Der Roman spring zwischen den verschiedenen Zeitebnen in der Vergangenheit und der Gegenwart hin und her, bis es immer schwieriger wird, zwischen ihnen zu unterscheiden. Die Obsession, mit der Dürrst die räumlichen Dimensionen von Giovannis Zimmer nachgebaut hat, steht der scheinbaren Indifferenz der zeitlichen Dimensionen gegenüber. Wo beginnt die Gegenwart? Und wo hört die Vergangenheit auf?

Die Szenen des Romans gleichen Momentaufnahmen, teils inszeniert und teils spontan, so wie auch die Fotografien von Dürrsts Wegwerfkamera. Bilder, die durcheinander geraten scheinen, aber ein bestimmtes Konzept verfolgen, aufgenommen im entscheidenden Augenblick, so dass die Illusion einer Bewegung entsteht, sich vielleicht aber doch alles im Stillstand befindet, dass Vergangenheit und Gegenwart parallel zueinander verlaufen.

Wie auch in seinem Debütroman Lange Nächte Tag thematisiert Simon Froehling, was es bedeutet, schwul zu sein, ohne es deswegen zum Thema zu machen. Édouard Louis‘ zweiten Roman Im Herzen der Gewalt heraufbeschwörend, wird durch Andeutungen und die Unzulässigkeit der Erinnerungen ein Trauma thematisiert, für das es unter schwulen Männern keine Sprache zu geben scheint, ein Trauma, das wie ein klagender aber sprachloser Poltergeist im Hintergrund lauert.

Simon Froehling verwebt in DÜRRST die nur scheinbar verschiedensten Themen kunstvoll über ein extrem gekonntes Zusammenspiel von Form und Inhalt.
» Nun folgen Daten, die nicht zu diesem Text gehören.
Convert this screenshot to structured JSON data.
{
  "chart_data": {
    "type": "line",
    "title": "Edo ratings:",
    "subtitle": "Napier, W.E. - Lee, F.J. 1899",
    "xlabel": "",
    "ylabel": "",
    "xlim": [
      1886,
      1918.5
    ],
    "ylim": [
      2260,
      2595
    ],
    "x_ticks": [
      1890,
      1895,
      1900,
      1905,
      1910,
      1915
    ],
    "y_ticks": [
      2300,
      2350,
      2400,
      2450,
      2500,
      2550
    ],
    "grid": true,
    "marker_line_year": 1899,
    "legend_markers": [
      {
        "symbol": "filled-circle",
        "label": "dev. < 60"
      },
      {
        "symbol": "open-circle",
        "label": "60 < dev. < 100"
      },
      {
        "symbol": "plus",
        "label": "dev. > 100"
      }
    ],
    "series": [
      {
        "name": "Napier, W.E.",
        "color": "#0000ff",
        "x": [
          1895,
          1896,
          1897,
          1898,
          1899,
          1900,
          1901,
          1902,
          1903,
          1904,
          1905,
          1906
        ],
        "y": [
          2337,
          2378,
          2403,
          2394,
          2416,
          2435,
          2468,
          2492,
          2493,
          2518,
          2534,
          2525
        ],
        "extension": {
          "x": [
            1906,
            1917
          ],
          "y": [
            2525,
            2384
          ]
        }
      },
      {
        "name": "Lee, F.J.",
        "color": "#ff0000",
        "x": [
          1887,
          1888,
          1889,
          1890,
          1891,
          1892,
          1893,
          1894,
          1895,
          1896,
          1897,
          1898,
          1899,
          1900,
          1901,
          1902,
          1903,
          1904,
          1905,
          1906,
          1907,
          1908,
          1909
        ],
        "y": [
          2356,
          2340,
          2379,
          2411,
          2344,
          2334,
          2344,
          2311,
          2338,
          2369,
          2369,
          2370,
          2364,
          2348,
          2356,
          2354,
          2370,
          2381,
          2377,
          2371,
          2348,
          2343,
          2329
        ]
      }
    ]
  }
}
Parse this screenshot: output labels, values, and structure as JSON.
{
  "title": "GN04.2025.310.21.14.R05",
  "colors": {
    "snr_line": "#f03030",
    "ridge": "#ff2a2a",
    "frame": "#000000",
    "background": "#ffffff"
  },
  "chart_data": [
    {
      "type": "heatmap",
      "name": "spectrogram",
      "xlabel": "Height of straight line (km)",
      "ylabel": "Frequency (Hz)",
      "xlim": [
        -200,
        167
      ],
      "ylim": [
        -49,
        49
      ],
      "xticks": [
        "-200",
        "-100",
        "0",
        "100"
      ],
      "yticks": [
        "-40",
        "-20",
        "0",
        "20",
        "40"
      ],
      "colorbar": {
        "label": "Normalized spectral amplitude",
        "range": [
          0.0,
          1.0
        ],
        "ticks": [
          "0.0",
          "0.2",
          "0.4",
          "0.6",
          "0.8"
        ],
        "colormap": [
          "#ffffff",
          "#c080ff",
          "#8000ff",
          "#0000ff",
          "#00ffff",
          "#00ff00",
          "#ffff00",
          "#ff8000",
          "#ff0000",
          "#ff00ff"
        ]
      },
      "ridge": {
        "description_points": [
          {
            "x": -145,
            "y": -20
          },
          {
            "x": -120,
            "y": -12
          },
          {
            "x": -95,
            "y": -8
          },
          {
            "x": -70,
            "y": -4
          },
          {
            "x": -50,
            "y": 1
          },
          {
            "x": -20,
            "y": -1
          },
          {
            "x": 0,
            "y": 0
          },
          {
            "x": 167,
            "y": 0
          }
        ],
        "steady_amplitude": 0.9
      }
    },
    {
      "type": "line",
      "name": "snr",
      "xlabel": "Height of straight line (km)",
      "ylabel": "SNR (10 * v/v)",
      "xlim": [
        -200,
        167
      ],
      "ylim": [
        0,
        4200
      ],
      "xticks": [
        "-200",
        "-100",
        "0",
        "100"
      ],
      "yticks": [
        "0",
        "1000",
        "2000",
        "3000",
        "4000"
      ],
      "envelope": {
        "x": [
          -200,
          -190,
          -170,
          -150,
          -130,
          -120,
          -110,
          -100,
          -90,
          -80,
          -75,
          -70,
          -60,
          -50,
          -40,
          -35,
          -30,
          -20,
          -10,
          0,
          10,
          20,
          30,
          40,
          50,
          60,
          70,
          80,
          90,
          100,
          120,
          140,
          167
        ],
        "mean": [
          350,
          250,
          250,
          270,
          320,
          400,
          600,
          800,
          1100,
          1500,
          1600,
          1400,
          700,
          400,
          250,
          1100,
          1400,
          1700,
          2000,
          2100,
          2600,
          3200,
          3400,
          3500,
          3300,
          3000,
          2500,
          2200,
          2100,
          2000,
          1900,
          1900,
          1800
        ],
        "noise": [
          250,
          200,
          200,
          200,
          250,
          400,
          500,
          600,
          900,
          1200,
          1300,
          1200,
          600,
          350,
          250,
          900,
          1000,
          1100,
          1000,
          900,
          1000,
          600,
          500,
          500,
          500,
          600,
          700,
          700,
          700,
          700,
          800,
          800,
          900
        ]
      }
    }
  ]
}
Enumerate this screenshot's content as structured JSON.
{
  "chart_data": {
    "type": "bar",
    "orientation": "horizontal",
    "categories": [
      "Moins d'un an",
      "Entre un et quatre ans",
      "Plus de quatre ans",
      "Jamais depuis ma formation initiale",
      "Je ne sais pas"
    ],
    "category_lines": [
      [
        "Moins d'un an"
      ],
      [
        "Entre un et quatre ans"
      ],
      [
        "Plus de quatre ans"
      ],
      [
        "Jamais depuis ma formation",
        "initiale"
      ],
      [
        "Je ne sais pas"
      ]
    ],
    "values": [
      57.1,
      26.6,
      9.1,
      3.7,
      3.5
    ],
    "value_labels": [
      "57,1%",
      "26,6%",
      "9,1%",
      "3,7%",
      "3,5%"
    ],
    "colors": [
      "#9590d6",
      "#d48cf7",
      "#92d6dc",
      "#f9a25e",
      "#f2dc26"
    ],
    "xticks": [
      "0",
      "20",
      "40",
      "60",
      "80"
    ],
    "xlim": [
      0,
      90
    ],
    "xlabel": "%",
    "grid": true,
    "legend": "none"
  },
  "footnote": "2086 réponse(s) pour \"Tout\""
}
Denn im Zentrum von DÜRRST stehen die Fragen, wie sehr die Vergangenheit die Gegenwart und Zukunft beeinflussen kann, was uns ausmacht und ob wir uns je von der Vergangenheit losmachen können.

DÜRRST ist auf der Shortlist des Schweizer Buchpreises 2022. Der Preis und viele Leser*innen sind dem Roman zu wünschen.